Trial registration: (NCT03635957)


Hyperuricemia and gout affect 32.5 million and 9.2 million people, respectively, in the USA.[1] Chronic hyperuricemia results in monosodium urate crystal deposition throughout the body, including in the kidneys, heart, larynx, and bowel,[2] and is associated with a specific set of comorbidities, including cardiovascular disease,[3–7] hypertension,[7,8] diabetes,[7,9] and chronic kidney disease.[7,10] Even in patients with asymptomatic hyperuricemia, inflammation levels are elevated.[11,12] When oral urate-lowering therapies (ULTs), including both xanthine oxidase inhibitors[13] and uricosurics,[13,14] are not tolerated, contraindicated, or no longer effective, refractory or uncontrolled gout can occur. The clinical hallmarks of uncontrolled gout include recurrent debilitating flares, chronic synovitis, chronic gout-related pain, tophi, urate-related joint damage (as visible on radiography), and urate deposition (as visible on dual-energy computed tomography [DECT] or ultrasound imaging). Uncontrolled gout further increases the risk for cardiovascular disease, diabetes, and chronic kidney disease[15] as well as the burden on quality of life resulting from ongoing pain and high levels of disability.[16,17] Unfortunately, patients with chronic refractory gout are left with limited treatment options for urate lowering.

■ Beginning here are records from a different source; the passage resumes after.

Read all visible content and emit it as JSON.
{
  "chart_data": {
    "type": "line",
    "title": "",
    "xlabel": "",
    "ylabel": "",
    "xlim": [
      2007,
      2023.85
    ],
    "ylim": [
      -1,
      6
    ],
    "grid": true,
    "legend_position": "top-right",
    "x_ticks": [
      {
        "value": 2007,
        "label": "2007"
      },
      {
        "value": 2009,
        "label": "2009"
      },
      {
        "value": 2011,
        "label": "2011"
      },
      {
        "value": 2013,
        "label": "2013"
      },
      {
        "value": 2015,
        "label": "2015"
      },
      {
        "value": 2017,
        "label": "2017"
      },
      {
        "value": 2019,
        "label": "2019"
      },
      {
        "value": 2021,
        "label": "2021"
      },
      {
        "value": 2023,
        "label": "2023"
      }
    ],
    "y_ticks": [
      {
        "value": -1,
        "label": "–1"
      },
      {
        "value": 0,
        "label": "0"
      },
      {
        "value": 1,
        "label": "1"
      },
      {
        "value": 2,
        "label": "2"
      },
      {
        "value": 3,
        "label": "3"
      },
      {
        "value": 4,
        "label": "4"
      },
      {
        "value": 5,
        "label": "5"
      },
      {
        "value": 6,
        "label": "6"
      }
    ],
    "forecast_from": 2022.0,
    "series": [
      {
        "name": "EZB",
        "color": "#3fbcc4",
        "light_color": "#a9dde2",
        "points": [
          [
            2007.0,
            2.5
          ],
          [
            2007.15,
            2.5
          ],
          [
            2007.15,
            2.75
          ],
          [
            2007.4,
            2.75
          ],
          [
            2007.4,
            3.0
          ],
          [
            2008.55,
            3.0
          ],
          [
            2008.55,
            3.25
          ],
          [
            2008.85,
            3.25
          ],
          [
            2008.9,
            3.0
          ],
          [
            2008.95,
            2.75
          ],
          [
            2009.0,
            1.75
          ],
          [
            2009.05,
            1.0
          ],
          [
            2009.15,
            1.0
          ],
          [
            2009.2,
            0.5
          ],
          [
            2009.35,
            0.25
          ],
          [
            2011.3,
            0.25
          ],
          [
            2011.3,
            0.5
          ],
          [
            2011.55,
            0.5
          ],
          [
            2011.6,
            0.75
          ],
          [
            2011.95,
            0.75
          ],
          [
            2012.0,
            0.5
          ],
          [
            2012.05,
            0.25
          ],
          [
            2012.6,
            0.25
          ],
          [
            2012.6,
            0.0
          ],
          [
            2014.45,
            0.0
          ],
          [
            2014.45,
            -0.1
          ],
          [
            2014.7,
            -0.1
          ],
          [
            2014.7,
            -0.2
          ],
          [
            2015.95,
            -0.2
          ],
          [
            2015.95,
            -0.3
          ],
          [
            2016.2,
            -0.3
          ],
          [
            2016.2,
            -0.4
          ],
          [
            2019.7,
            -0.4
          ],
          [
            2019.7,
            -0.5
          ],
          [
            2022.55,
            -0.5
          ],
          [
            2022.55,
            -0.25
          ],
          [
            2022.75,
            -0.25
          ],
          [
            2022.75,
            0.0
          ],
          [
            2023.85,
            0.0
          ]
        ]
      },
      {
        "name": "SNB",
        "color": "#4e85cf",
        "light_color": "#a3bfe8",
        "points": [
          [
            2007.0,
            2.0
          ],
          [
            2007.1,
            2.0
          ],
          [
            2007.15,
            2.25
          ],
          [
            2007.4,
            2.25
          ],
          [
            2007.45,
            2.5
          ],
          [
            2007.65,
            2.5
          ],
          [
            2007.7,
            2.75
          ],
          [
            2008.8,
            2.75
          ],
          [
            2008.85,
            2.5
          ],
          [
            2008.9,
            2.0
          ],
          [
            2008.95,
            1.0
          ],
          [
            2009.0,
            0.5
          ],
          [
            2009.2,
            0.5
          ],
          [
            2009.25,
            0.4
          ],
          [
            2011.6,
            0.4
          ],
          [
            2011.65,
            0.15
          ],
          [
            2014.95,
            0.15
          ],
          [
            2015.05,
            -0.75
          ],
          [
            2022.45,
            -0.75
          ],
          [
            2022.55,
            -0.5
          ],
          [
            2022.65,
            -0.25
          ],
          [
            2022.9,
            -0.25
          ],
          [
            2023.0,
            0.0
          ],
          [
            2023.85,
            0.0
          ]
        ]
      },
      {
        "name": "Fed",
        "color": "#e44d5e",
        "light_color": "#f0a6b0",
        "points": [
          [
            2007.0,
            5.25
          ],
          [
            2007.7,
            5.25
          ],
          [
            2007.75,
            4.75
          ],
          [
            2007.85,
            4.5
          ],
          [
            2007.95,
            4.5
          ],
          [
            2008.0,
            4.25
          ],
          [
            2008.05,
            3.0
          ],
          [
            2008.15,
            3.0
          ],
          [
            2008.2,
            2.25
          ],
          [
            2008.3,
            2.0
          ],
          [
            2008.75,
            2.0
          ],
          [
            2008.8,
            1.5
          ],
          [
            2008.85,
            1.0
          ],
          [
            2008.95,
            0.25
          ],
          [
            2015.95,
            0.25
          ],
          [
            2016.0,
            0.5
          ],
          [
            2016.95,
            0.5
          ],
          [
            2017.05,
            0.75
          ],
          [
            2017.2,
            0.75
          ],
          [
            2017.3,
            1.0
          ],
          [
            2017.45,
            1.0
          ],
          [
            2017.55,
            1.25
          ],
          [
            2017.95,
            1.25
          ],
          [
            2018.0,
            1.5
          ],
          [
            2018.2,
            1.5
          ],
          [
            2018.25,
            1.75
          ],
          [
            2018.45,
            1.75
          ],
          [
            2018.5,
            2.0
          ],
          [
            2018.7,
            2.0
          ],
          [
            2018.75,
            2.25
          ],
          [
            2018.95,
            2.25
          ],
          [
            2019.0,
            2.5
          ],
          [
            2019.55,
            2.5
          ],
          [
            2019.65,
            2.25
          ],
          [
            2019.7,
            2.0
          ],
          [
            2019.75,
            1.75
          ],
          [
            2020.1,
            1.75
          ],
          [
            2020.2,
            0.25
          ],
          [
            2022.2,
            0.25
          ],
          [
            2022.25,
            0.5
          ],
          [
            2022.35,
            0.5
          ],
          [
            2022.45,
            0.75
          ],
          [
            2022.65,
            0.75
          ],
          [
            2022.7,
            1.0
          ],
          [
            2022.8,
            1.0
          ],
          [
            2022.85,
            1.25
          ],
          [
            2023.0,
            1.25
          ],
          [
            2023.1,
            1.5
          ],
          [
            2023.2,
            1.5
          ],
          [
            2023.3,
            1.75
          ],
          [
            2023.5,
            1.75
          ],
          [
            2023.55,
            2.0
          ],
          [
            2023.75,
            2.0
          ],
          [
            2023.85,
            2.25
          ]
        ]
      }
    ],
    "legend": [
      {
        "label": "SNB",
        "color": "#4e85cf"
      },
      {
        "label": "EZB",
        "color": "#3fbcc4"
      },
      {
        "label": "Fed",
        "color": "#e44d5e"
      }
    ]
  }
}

Pegloticase is an effective medication for treating uncontrolled gout, but some patients develop anti-drug antibodies (ADAs), which are associated with loss of urate-lowering efficacy[18–20] and increased infusion reactions (IRs).[18,19] In the phase 3 clinical trials, the pooled pegloticase responder rate at the approved dose regimen was 43.5% during month 6 (42% during months 3 and 6 combined),[18] with most high-titer ADA patients having loss of pegloticase efficacy within 6 months.[18] The 6-month results from the MIRROR open-label trial suggest that methotrexate (MTX) administered in conjunction with pegloticase nearly doubles the responder rate (79% during month 6 [11 of 14 patients], 95% confidence interval: 49–95%) with lower IR occurrence and otherwise similar safety profile as pegloticase monotherapy.[21] Furthermore, 12-month MIRROR open-label safety and efficacy findings indicate that urate-lowering is sustained over the long-term in patients remaining on therapy with both pegloticase and methotrexate.[22] Here, longer-term (12-month) exploratory endpoints of the MIRROR open-label trial are reported, including joint involvement, Health Assessment Questionnaire, and Global Assessments of Gout.